The Comparison Test is a useful tool for determining the convergence or divergence of series. Its basic premise is to compare a given series to another series whose convergence properties are already known. If you have two series, \[\sum_{n=1}^{\infty} a_n\] and \[\sum_{n=1}^{\infty} b_n\], the Comparison Test allows you to make conclusions about their behavior by comparing their terms, \(a_n\) and \(b_n\), for each term in the series.

Here's how it works:

• If \( 0 \leq b_n \leq a_n \) for all \(n\), and \( \sum_{n=1}^{\infty} a_n\) converges, then \( \sum_{n=1}^{\infty} b_n \) also converges.
• Conversely, if \(0 \leq a_n \leq b_n\) for all \(n\), and \(\sum_{n=1}^{\infty} b_n\) diverges, then \(\sum_{n=1}^{\infty} a_n\) also diverges.

However, the Comparison Test doesn't provide information about divergence when the smaller series diverges but isn’t large enough relative to the original series. For example, if \(\sum_{n=1}^{\infty} a_n\) diverges and \(0 < b_n < a_n\), it doesn't guarantee that \(\sum_{n=1}^{\infty} b_n\) diverges.
In situations with positive terms where \(b_n < a_n\), a additional tests are needed to conclude whether \(\sum_{n=1}^{\infty} b_n\) diverges or converges.

The harmonic series, \[\sum_{n=1}^{\infty} \frac{1}{n},\] is a classic example of a divergent series. Each term in the harmonic series is the reciprocal of an integer. Although these terms get smaller as \(n\) increases, their sum grows without bound.

This is an important concept because it shows how a series with individual terms tending towards zero can still diverge. The divergence of the harmonic series demonstrates that there is no necessary "smallest" divergent series, as even seemingly decreasing series like the harmonic one continue to grow indefinitely.

The harmonic series serves as a benchmark in the study of divergence and comparison. This series can be manipulated to explore the impact of changes to each term's value. As an example:

• Consider \(b_n = \frac{1}{n+1}\): while this differs from the harmonic sequence, it remains divergent.
• If \(b_n = \frac{1}{2n}\), the series could converge since the terms rapidly decrease.

This series helps to clarify why some divergent series do not necessarily have an apparent smallest value.

Partial sums are the sums of the first \(n\) terms of a series, represented by \( S_n = \sum_{k=1}^{n} a_k \). They are essential in determining the convergence or divergence of a series.
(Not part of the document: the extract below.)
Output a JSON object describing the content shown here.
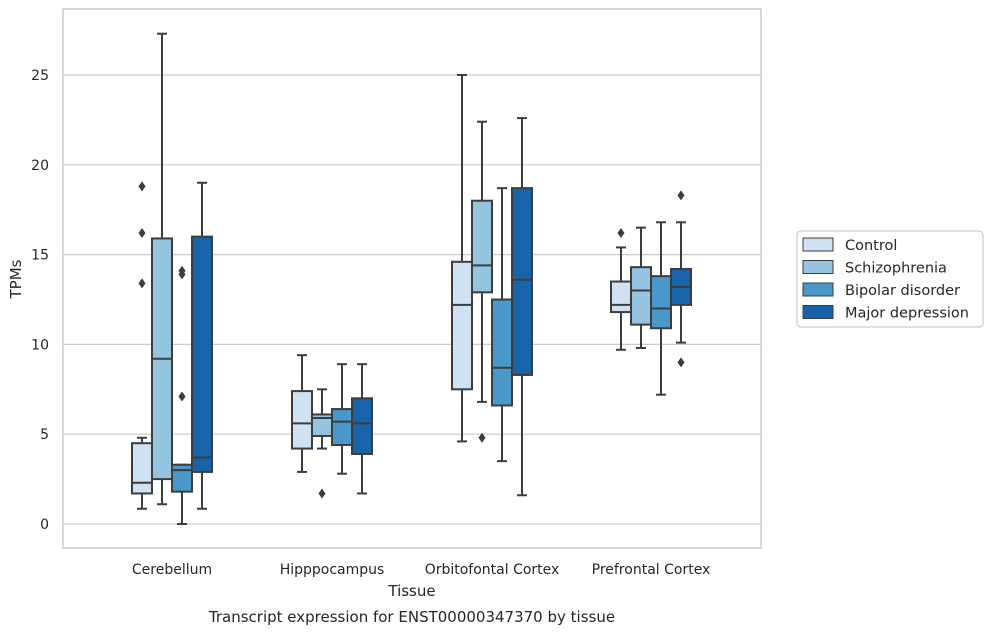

If the partial sums \( S_n \) tend towards a finite number as \(n \rightarrow \infty\), the series converges. However, if \( S_n \) grows without bound, the series diverges.

Understanding partial sums can help explain why there isn't a smallest divergent series. Consider the behavior of partial sums in divergent series like the harmonic series:

• The partial sums of the harmonic series, \(S_n = 1 + \frac{1}{2} + \frac{1}{3} + \ldots + \frac{1}{n}\), increase without limit as more terms are added.
• Adjusting terms like in the series \(\sum_{n=1}^{\infty} \frac{1}{n+1}\) also results in the partial sums growing infinitely, keeping the series divergent.

Thus, when evaluating series with positive terms, attention to how their partial sums behave gives insight into their divergence.